The best way to describe album centerpiece “Piure” and to an only slightly lesser extent, III on the whole may be to recall the 15 or so seconds of Fleetwood Mac’s “Gold Dust Woman” before Stevie Nicks’ vocal enters: the arid production, the evil tangle of guitar, the forebodingly tapping beat. Now extend that to 13 minutes. If that sounds frustrating to you, or even maddening, keep III at a comfortable distance. But if that sounds mysterious and exhilarating (albeit completely terrifying), that might be as exciting a musical prospect as you’ll encounter this year. Why wouldn’t you want to hear the first few steps of trepidation from the “Gold Dust” intro turned into an entire walkabout in the great unknown?

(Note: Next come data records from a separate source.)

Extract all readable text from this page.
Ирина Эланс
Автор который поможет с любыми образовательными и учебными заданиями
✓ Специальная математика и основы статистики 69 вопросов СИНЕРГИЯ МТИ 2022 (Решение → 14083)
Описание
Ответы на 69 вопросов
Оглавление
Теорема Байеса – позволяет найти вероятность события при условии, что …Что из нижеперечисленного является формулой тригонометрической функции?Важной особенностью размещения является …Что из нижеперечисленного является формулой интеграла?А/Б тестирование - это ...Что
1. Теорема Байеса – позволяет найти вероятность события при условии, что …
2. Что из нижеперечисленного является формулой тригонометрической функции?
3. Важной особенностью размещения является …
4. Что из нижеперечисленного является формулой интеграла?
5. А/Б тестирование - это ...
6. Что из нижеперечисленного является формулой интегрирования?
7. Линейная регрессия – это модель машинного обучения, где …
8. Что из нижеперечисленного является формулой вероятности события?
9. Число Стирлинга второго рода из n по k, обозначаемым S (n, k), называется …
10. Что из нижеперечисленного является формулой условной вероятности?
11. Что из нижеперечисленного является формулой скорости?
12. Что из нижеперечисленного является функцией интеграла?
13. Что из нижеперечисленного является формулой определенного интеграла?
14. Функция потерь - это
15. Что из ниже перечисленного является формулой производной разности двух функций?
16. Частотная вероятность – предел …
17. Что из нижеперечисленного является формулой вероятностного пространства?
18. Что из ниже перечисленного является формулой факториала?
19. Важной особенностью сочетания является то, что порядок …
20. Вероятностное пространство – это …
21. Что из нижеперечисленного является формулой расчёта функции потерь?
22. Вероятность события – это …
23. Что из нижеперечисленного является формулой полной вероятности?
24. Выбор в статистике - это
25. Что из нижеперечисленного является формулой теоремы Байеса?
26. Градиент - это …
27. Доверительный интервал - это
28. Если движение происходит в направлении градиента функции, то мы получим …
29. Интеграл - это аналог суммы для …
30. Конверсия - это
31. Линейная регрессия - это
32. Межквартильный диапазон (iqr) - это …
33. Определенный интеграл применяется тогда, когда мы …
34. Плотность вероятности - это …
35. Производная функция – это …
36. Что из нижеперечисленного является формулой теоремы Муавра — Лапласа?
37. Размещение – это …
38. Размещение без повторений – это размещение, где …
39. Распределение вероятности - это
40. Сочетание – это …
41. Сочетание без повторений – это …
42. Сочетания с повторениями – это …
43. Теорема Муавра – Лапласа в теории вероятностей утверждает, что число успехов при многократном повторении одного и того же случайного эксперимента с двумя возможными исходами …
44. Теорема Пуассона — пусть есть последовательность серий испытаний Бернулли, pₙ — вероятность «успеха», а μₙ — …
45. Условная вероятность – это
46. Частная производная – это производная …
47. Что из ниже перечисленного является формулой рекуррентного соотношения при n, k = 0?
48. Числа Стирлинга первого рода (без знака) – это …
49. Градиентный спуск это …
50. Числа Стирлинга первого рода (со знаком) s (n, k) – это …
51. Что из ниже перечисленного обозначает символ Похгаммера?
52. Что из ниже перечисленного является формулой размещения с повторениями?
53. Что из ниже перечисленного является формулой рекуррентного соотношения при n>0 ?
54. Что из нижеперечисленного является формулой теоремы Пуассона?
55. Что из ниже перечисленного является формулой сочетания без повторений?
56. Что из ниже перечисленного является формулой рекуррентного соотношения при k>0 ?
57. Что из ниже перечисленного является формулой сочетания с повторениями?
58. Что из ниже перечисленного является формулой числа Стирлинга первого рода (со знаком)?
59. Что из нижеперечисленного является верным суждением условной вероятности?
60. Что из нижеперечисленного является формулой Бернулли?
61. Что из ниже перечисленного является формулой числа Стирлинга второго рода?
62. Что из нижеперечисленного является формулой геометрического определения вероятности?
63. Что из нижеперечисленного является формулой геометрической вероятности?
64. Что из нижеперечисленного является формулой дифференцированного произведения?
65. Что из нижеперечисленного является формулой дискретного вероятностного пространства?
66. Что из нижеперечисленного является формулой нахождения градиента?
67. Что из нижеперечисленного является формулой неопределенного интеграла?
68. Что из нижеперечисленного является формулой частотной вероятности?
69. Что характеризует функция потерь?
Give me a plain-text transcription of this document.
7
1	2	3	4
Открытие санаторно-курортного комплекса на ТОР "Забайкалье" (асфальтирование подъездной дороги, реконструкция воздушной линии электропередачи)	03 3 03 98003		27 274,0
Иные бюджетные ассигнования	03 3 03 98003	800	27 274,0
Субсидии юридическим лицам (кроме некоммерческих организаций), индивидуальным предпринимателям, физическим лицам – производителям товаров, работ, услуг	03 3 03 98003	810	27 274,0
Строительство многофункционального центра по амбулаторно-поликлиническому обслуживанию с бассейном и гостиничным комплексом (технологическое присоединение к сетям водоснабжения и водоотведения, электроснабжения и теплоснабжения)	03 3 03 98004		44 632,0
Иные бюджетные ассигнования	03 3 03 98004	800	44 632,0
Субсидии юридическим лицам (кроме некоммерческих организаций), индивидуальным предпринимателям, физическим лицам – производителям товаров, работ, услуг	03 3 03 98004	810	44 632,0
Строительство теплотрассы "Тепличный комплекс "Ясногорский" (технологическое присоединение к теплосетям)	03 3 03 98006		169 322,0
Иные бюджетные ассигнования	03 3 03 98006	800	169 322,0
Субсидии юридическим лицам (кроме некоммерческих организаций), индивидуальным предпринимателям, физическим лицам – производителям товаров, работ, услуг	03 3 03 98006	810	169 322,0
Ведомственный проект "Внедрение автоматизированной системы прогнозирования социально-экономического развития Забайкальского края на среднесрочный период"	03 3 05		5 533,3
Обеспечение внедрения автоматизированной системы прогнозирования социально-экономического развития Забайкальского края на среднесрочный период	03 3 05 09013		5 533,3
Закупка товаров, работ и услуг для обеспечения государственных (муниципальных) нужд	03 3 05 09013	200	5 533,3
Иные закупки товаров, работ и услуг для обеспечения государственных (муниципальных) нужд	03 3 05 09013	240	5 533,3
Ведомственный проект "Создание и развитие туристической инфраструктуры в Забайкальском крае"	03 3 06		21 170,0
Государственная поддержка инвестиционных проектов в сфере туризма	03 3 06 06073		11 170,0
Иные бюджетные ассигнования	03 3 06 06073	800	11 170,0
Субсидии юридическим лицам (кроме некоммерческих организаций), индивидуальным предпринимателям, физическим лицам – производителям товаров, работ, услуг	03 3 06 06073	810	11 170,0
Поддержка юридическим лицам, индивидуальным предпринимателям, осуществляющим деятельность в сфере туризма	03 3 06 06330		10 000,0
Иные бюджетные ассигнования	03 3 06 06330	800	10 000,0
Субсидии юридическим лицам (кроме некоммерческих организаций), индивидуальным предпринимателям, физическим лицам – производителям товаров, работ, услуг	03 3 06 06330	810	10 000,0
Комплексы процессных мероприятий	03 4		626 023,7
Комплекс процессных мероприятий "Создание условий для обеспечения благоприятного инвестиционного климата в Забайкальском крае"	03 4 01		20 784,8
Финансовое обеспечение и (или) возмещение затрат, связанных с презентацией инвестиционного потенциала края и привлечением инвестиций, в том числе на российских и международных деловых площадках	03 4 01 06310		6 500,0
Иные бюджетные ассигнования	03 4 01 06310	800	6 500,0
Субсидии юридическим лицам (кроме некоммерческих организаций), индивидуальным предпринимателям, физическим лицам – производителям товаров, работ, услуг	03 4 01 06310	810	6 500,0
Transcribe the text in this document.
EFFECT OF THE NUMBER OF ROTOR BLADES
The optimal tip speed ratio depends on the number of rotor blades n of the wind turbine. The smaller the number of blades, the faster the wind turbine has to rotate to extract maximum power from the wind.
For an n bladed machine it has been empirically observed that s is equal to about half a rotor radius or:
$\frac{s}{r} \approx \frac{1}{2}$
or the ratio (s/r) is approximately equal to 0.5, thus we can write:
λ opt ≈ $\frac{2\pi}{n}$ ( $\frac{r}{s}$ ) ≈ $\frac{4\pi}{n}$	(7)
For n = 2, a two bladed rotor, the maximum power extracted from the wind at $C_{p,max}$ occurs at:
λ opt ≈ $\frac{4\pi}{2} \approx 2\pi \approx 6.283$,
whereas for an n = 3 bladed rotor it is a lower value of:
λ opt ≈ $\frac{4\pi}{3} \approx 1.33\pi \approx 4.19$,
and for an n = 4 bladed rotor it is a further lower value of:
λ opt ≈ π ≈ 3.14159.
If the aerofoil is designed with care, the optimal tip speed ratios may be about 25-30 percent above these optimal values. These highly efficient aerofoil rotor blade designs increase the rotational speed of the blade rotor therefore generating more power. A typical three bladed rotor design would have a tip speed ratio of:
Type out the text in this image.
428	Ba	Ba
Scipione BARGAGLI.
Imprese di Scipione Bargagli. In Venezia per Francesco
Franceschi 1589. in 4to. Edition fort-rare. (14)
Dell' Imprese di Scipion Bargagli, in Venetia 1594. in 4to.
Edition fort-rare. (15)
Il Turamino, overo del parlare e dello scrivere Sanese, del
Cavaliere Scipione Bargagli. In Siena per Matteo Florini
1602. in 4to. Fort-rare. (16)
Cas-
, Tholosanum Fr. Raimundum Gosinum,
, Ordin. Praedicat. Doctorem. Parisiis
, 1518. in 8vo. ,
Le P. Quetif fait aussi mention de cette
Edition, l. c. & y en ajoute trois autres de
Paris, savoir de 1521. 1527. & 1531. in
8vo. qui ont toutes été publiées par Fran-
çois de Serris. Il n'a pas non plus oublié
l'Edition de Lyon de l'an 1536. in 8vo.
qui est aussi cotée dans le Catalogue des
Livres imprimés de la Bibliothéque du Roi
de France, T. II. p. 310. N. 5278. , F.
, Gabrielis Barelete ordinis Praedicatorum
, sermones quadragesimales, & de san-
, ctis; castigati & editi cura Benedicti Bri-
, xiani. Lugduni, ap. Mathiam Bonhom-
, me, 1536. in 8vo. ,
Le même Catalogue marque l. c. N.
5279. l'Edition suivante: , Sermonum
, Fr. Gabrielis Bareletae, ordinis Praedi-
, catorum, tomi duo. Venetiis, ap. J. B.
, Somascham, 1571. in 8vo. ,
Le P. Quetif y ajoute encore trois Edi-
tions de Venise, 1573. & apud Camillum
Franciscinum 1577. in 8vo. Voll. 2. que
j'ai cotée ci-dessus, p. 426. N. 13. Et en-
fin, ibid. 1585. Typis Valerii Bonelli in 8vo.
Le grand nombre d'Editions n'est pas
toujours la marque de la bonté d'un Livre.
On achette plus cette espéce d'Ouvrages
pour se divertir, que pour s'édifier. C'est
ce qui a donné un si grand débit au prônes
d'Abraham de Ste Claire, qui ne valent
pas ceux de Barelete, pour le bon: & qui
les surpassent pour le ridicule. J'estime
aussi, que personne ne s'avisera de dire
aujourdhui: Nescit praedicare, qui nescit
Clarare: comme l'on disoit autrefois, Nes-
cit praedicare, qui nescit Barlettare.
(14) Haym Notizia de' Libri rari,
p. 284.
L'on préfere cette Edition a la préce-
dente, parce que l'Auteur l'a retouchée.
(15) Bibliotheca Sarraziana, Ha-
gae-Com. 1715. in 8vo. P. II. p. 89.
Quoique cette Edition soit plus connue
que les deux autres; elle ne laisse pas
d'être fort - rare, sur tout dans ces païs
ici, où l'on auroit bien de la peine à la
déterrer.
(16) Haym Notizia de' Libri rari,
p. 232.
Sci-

There’s only four tracks on III, and aside from some occasionally evolving guitar lines and indecipherable vocals that weave in and out of the productions like another instrumental layer, Föllakzoid’s songs mostly remain static, never really swelling or winding down and never really shifting shape, structurally or melodically. Tracks begin in media res and end when they cease to continue. The album won’t hold you rapt for the entirety of its 45 minutes, but it’ll never totally release you from its grasp either, seeping its way into your pores like an insidious fog. It’s not driving music and it’d sound like absolute shit on the Autobahn, but should you be caravaning across the Sahara, it’d make for great headphone listening. Probably wise not to fall too deep under its trance, though; it might not be easy to find your way back from.